当前位置:网站首页>Introduction to standardization, regularization and normalization
Introduction to standardization, regularization and normalization
2022-04-23 20:31:00 【zjt597778912】
1. Standardization
Standardized formula :z-score
X = ( X − m e a n ) s t d X = \frac {(X-mean)} {std} X=std(X−mean)
The calculation is correct Each attribute ( Each column ) separately .
For each column Every number All minus The mean value of the column , And divide by Standard deviation of this column .
The result is 0 Nearby and the variance is 1 .
Method realization sklearn.preprocessing.scale()
from sklearn import preprocessing
import numpy as np
X = np.linspace(1,9,9).reshape((3,3))
'''
X = [[1. 2. 3.]
[4. 5. 6.]
[7. 8. 9.]]
'''
X = preprocessing.scale(X)
'''
X= [[-1.22474487 -1.22474487 -1.22474487]
[ 0. 0. 0. ]
[ 1.22474487 1.22474487 1.22474487]]
'''
calculate
The standard deviation formula is : Each number in this column is summed by subtracting the square of the average , Divide by the number of numbers and square it s t d = ∑ ( x i − m e a n ) 2 n std = \sqrt {\frac{\sum(x_i-mean)^2} n} std=n∑(xi−mean)2
The mean value of the first column is ( 1 + 4 + 7 ) 3 = 4 \frac {(1+4+7)} 3=4 3(1+4+7)=4
The standard deviation of the first number in the first column is ( 1 − 4 ) 2 + ( 4 − 4 ) 2 + ( 7 − 4 ) 2 3 = 6 \sqrt \frac { {(1-4)^2+(4-4)^2+(7-4)^2}} 3 =\sqrt {6} 3(1−4)2+(4−4)2+(7−4)2=6
The first number in the first column is 1 − 4 6 = − 1.22474487 \frac {1-4} {\sqrt {6}}=-1.22474487 61−4=−1.22474487
Method realization sklearn.preprocessing.StandardScaler()
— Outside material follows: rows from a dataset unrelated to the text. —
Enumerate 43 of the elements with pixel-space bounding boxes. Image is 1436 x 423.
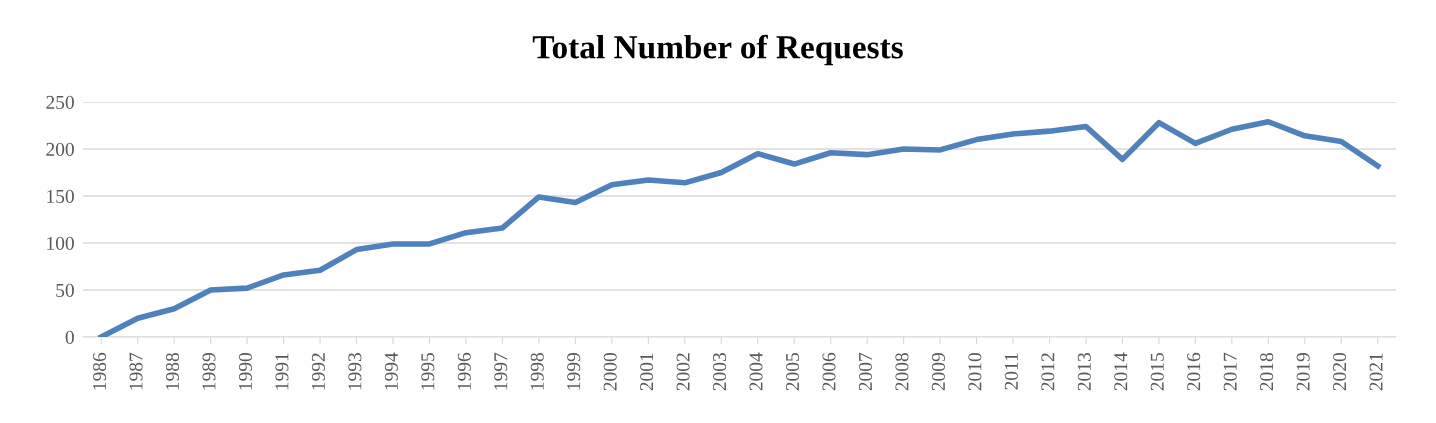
- x-tick-label: 2003: [713, 353, 727, 391]
- x-tick-label: 2008: [895, 353, 909, 391]
- x-tick-label: 1995: [421, 353, 435, 390]
- x-tick-label: 2014: [1114, 352, 1128, 391]
- x-tick-label: 2006: [822, 352, 836, 391]
- y-tick-label: 100: [47, 236, 74, 250]
- x-tick-label: 2012: [1041, 353, 1055, 391]
- x-tick-label: 2004: [749, 352, 763, 391]
- y-tick-label: 150: [47, 189, 74, 203]
- x-tick-label: 2010: [968, 353, 982, 391]
- x-tick-label: 2015: [1150, 353, 1164, 391]
- y-tick-label: 0: [65, 330, 74, 344]
- x-tick-label: 2007: [858, 352, 873, 391]
- x-tick-label: 1988: [165, 353, 180, 390]
- x-tick-label: 2013: [1077, 353, 1091, 391]
- x-tick-label: 1998: [530, 353, 544, 390]
- x-tick-label: 1997: [494, 352, 508, 390]
- x-tick-label: 2019: [1296, 353, 1310, 391]
- x-tick-label: 1986: [92, 352, 107, 390]
- x-tick-label: 2018: [1260, 353, 1274, 391]
- chart-title: Total Number of Requests: [532, 34, 903, 66]
- x-tick-label: 2005: [785, 353, 800, 391]
- x-tick-label: 2002: [676, 353, 690, 391]
- x-tick-label: 1996: [457, 352, 471, 390]
- x-tick-label: 2001: [640, 353, 654, 391]
- x-tick-label: 1992: [311, 353, 325, 390]
- x-tick-label: 1999: [567, 353, 581, 390]
- y-tick-label: 250: [46, 95, 74, 109]
- y-tick-label: 200: [46, 142, 74, 156]
- x-tick-label: 2020: [1333, 353, 1347, 391]
- x-tick-label: 2017: [1223, 352, 1237, 391]
- x-tick-label: 1991: [275, 353, 289, 390]
- x-tick-label: 1994: [384, 352, 398, 390]
- x-tick-label: 1987: [129, 352, 143, 390]
- x-tick-label: 2016: [1187, 352, 1201, 391]
- x-tick-label: 1989: [202, 353, 216, 390]
- x-tick-label: 1993: [348, 353, 362, 390]
- x-tick-label: 2009: [931, 353, 945, 391]
- y-tick-label: 50: [56, 283, 74, 297]
- x-tick-label: 2021: [1369, 353, 1383, 391]
- x-tick-label: 2011: [1004, 353, 1018, 390]
- x-tick-label: 1990: [238, 353, 252, 390]
- x-tick-label: 2000: [603, 353, 617, 391]
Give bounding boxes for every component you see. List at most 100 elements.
sklearn The encapsulated algorithms in the must be used before use fit, For the subsequent API service
from sklearn import preprocessing
import numpy as np
X = np.linspace(1,9,9).reshape((3,3))
'''
X = [[1. 2. 3.]
[4. 5. 6.]
[7. 8. 9.]]
'''
scaler = preprocessing.StandardScaler().fit(X)
scaler.transform(X)
'''
X= [[-1.22474487 -1.22474487 -1.22474487]
[ 0. 0. 0. ]
[ 1.22474487 1.22474487 1.22474487]]
'''
fit() Simply speaking , Is to get the training set X The average of , variance , Maximum , minimum value , These training sets X Inherent properties .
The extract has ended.